When your legs aren’t functioning properly, you feel more vulnerable, too. The vulnerability is especially strong in public, where, if you must be a cripple, you hope you can at least appear to be a sturdy one who is capable of beating wallet-snatchers off with your cane. Yet, in the safety of your home, the vulnerability is only marginally less, if, like me, you hate being dependent on someone. A few days of limping, and you can work up a fine cloud of depression at your increased helplessness.
You start to wonder if what you’re experiencing is a foretaste of old age. If so, you conclude, you are probably not strong enough to endure the experience. The line “Hope I die before I get old” becomes, not a line from the heyday of The Who, but a completely reasonable point of view.
After a few days, you have to keep reminding yourself that your condition is not permanent. A couple of weeks, and civility is stripped from you like the veneer of civilization that it is. If you can’t impress through physical activity, your hind brain insists, then you will impress through crankiness instead.

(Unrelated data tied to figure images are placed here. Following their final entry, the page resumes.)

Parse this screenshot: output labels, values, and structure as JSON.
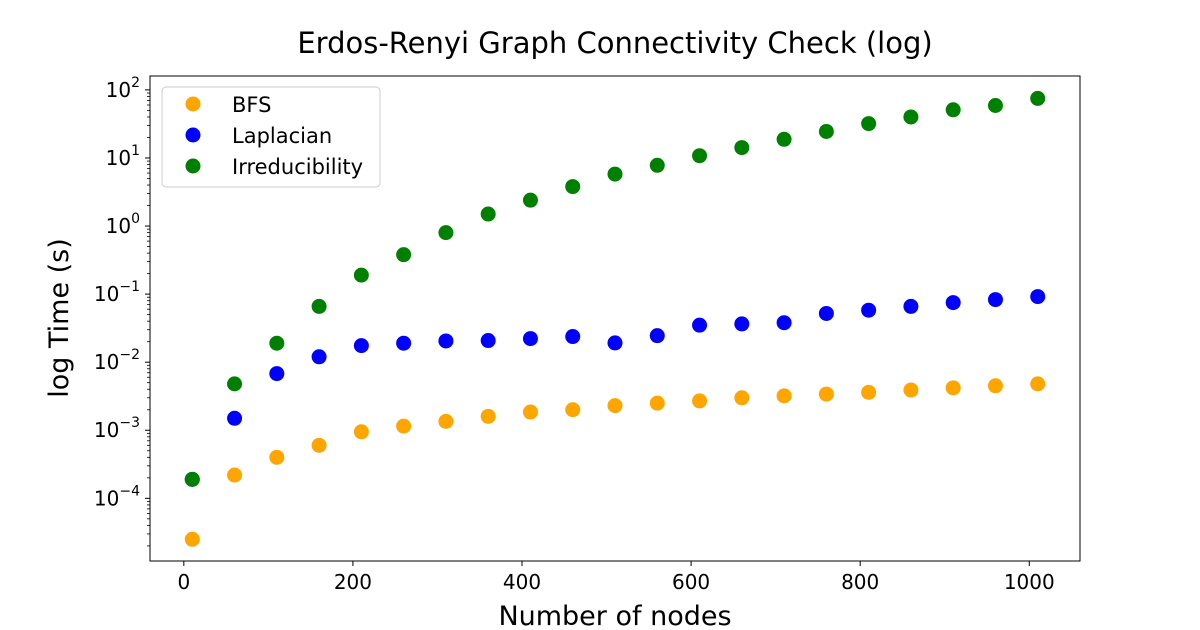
{
  "chart_data": {
    "type": "scatter",
    "title": "Erdos-Renyi Graph Connectivity Check (log)",
    "xlabel": "Number of nodes",
    "ylabel": "log Time (s)",
    "xlim": [
      -40,
      1060
    ],
    "ylim": [
      1.2e-05,
      160
    ],
    "yscale": "log",
    "grid": false,
    "legend_position": "top-left",
    "x_ticks": [
      0,
      200,
      400,
      600,
      800,
      1000
    ],
    "x_tick_labels": [
      "0",
      "200",
      "400",
      "600",
      "800",
      "1000"
    ],
    "y_ticks": [
      0.0001,
      0.001,
      0.01,
      0.1,
      1,
      10,
      100
    ],
    "y_tick_labels": [
      {
        "base": "10",
        "exp": "−4"
      },
      {
        "base": "10",
        "exp": "−3"
      },
      {
        "base": "10",
        "exp": "−2"
      },
      {
        "base": "10",
        "exp": "−1"
      },
      {
        "base": "10",
        "exp": "0"
      },
      {
        "base": "10",
        "exp": "1"
      },
      {
        "base": "10",
        "exp": "2"
      }
    ],
    "x": [
      10,
      60,
      110,
      160,
      210,
      260,
      310,
      360,
      410,
      460,
      510,
      560,
      610,
      660,
      710,
      760,
      810,
      860,
      910,
      960,
      1010
    ],
    "series": [
      {
        "name": "BFS",
        "color": "#ffa500",
        "values": [
          2.5e-05,
          0.00022,
          0.0004,
          0.0006,
          0.00095,
          0.00115,
          0.00135,
          0.0016,
          0.00185,
          0.002,
          0.0023,
          0.0025,
          0.0027,
          0.003,
          0.0032,
          0.0034,
          0.0036,
          0.0039,
          0.0042,
          0.0045,
          0.0048
        ]
      },
      {
        "name": "Laplacian",
        "color": "#0000ff",
        "values": [
          0.00019,
          0.0015,
          0.0068,
          0.012,
          0.0175,
          0.019,
          0.0205,
          0.0208,
          0.0222,
          0.0238,
          0.0192,
          0.0245,
          0.035,
          0.0365,
          0.038,
          0.052,
          0.058,
          0.066,
          0.075,
          0.083,
          0.092
        ]
      },
      {
        "name": "Irreducibility",
        "color": "#008000",
        "values": [
          0.00019,
          0.0048,
          0.019,
          0.066,
          0.19,
          0.38,
          0.8,
          1.5,
          2.4,
          3.8,
          5.8,
          7.8,
          10.8,
          14.2,
          18.8,
          24.5,
          32,
          40,
          51,
          59,
          75
        ]
      }
    ]
  }
}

Then, just as despair threatens to win, you wake up one morning feeling strangely lightened. You are still not walking well, so you take a while to realize that the chronic pain that you’ve been living with is faded to a dull ache. Suddenly, you have something to anticipate.
A day or two later, and you are walking on your own again. You are taking short, unbalanced steps like an upright hippo probably would, but at least you are walking. Ten minutes of being upright tires you like sprinting a couple of kilometers, but at least you can do it.
When you stand, you can feel the muscles in calves and thighs shifting to propel you upright and keep your balance. From the way you hurl yourself upright, you realize that most of the effort in standing has been made recently by your arms, and that you can transfer the effort back to your legs again.
Start to walk, and you wonder how you ever took for granted the interplay of muscles that make you a bipedal ape. You can feel muscles that generally you are hardly aware of contracting and pulling against one another. The physical awareness is such a joy singing through you that it feels a like a brief return to your teens. The fact that bipedalism is the result of endless evolutionary compromises only makes it seem all the more wonderful.
Soon enough, you start to forget the marvel called walking. It becomes automatic again, and you stop thinking about it. But for the first day or two after you return to walking, you find yourself looking at all the people around you who are oblivious to this simple delight and thinking, “You ungrateful bastards. You need a week on crutches to appreciate what you have.”